Kapal yang terbuat dari kayu itu, diniliai bukan peruntukan mengangkut BBM. Selain itu, sejumlah syarat dan aturan lainnya juga tidak terpenuhi. Sehingga keamanan dan kenyamanan tidak terjamin.
Akibatnya, hingga kini kapal tersebut masih berada di pelabuhan Macccini Baji karena ditunda pelayarannya.
Kepala Syahbandar Pangkep, Steady Lantang, mengaku kapal tersebut ditunda pelayarannya hingga ada surat rekomendasi dari pemerintah setempat.
“Memang BBM ini kebutuhan untuk kepentingan masyarakat. Tetapi harus memperhatikan juga aturan.
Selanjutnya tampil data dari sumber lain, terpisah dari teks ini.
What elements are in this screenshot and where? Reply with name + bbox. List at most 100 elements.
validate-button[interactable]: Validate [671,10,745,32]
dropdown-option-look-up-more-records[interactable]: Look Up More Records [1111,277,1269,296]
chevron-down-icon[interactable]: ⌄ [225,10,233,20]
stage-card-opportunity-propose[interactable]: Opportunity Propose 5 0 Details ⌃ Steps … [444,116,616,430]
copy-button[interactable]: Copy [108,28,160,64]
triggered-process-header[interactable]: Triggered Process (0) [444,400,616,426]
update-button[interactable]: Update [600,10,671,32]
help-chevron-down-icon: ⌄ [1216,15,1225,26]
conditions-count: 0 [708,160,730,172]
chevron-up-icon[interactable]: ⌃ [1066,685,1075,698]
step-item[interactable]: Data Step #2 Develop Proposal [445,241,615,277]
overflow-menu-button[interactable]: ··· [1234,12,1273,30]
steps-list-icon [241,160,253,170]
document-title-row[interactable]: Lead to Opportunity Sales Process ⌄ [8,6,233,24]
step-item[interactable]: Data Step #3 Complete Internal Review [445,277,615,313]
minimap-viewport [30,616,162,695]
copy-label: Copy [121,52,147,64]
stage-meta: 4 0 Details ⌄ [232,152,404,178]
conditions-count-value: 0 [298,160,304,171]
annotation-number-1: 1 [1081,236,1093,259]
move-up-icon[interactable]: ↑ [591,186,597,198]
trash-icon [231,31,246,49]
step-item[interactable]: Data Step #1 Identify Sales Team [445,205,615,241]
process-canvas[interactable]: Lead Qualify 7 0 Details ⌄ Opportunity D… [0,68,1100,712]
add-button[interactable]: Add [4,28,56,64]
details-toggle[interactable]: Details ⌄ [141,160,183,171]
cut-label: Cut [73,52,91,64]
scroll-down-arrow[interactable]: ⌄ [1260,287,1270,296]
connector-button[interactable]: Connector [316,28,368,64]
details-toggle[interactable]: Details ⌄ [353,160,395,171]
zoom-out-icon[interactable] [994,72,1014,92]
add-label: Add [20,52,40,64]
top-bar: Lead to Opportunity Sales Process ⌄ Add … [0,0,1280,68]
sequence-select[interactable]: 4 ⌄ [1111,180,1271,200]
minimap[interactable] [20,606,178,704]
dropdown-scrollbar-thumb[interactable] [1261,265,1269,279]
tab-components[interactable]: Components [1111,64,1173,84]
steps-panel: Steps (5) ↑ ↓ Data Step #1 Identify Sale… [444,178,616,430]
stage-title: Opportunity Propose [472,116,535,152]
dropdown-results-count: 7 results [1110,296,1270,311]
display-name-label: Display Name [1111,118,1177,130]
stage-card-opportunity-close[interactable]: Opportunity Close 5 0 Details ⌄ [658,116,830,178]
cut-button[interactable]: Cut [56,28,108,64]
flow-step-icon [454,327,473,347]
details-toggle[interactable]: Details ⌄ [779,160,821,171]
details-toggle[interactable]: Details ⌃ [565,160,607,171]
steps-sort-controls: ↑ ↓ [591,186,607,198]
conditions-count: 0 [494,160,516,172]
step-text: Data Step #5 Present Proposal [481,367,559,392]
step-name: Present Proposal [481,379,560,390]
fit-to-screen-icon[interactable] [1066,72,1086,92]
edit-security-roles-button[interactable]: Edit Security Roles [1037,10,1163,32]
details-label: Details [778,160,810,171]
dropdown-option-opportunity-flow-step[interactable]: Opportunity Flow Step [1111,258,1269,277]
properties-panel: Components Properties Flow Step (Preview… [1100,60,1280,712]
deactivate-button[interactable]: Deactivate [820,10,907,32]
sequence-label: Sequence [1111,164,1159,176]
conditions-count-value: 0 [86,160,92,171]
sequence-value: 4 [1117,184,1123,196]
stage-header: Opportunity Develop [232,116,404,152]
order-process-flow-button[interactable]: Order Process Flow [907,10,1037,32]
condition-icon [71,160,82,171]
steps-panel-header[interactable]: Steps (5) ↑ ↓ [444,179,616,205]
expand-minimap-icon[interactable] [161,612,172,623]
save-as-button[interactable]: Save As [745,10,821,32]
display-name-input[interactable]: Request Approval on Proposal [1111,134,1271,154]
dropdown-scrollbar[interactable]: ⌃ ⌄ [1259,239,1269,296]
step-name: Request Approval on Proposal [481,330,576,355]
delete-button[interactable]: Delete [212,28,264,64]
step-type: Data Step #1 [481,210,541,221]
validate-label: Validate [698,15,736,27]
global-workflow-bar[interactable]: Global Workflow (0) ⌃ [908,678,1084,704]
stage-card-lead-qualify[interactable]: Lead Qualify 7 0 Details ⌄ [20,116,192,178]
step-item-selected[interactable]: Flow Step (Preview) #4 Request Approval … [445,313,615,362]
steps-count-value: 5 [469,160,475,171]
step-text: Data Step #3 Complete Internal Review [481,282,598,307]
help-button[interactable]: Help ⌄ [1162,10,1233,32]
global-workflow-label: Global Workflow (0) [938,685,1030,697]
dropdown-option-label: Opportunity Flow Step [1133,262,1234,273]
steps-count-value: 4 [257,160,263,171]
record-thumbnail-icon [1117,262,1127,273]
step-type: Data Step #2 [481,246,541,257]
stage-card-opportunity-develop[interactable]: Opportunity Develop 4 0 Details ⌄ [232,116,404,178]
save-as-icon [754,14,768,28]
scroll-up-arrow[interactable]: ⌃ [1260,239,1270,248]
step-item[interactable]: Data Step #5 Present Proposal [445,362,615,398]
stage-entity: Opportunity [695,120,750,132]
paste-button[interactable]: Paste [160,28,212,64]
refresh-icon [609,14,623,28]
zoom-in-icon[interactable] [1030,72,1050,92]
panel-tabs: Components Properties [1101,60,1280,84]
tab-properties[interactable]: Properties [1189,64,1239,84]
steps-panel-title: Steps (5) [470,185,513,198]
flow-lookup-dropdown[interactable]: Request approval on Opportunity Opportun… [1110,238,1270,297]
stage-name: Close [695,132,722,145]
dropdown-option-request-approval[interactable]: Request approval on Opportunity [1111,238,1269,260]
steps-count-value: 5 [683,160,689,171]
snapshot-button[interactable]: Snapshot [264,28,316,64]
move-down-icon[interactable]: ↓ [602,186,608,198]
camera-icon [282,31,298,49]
Kita akan tetap tahan sampai sesuai aturan yang ada,” jelasnya.
Sementara itu, Kasat Polair Polres Pangkep, AKP Ridwan Saenong menegaskan, kapal tersebut tidak aman untuk digunakan mengangkut BBM ke pulau terluar.
“Kapal ini tidak safety, harus ada memang kapal khusus yang digunakan. Bisa masuk penjara pihak-pihak terkait jika ini tidak diindahkan. Sebab ada aturan jelas. Kapal tersebut tidak aman,” tegasnya.
Sementara itu, Anggota DPRD Pangkep Fraksi Partai Golkar, Budiamin dalam pertemuan di Kantor Syahbandar Maccini Baji, menekankan, kapal angkut tersebut harus tetap berlayar. Disebabkan kebutuhan masyarakat terhadap BBM sangat mendesak.
“Seharusnya ada kebijakan, agar kapal ini tetap beroperasi. Supaya tidak ada yang menghambat distribusi pengangkutan BBM. Ini hanya sementara digunakan kapal kayu,” ucapnya. (Sah).